The province has provided $40 million for construction costs, while the city of Winnipeg has kicked in $20 million.

“We are very excited about the governments’ proposed solutions to our budget shortfall,” said Kathi Neal, director of communications  and marketing for the Friends of CMHR. “That will allow us to open as scheduled in 2014 and gives us cost certainty.”

Under the terms of the agreement, Ottawa is providing the museum with an interest-free loan that will be repaid through savings in the museum’s operating budget and from revenues after the museum is opened. The province is kicking in with a loan guarantee for the Friends of the CMHR.

The Friends group – led by Asper’s daughter, Gail Asper – has generated $130 million in private donations and is working toward raising another $20 million.

The total amount of the loans and loan guarantees could be as high as $70 million, sources told the Winnipeg Free Press.

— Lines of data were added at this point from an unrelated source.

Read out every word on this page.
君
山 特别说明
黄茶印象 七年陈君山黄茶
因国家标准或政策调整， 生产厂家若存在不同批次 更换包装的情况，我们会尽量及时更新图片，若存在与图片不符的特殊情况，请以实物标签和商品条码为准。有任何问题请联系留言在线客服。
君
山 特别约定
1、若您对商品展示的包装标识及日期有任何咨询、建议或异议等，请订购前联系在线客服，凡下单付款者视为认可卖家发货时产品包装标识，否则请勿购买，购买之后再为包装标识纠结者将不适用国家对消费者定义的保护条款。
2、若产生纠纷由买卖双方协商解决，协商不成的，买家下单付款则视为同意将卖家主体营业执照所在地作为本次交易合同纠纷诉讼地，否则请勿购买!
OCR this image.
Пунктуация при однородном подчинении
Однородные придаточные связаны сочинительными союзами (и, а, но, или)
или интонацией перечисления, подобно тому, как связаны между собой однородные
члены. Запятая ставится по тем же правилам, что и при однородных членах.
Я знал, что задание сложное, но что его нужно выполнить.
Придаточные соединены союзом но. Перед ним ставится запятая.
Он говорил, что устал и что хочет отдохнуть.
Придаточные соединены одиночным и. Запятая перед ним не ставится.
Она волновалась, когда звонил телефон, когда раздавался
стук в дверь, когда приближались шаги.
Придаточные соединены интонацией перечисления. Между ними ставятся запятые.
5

The second vexing question for the CMHR, after financial concerns, has been an ongoing campaign by certain elements in the Canadian Ukrainian community – led by Lubomyr Luciuk and his Ukrainian Canadian Civil Liberties Association – for the Holodomor to be given equal space with the Holocaust in the museum.

The Holodomor was the death by starvation in 1932-33 of an unknown number of Ukrainians – estimates run from 1.8 to 12 million – who resisted Soviet leader Josef Stalin’s farm collectivization program.

The original plan called for a separate gallery for the Holocaust, based on the role it played in the postwar development of international human rights bodies and legislation. The Holodomor was to be included as part of a gallery that would cover several other examples of mass murder.

The museum hopes that a memorandum of understanding signed in early July between Stuart Murray, president and CEO of the CMHR, and Victor Didenko, CEO of the Memorial in Commemoration of Famines’ Victims in Ukraine, will put an end to that controversy.

“The agreement pledges that our organizations will collaborate to promote human rights though education and example,” said Angela Cassie, the museum’s director of communications and external relations.

 “By raising awareness of the Holodomor, the genocide-famine created by the Soviet Union in Ukraine in 1932-33, we hope to remind people the importance of breaking the silence on human rights issues,” Murray said in a statement.

“This partnership will help bring the story of the Holodomor to a wider audience, to the benefit of generations to come.”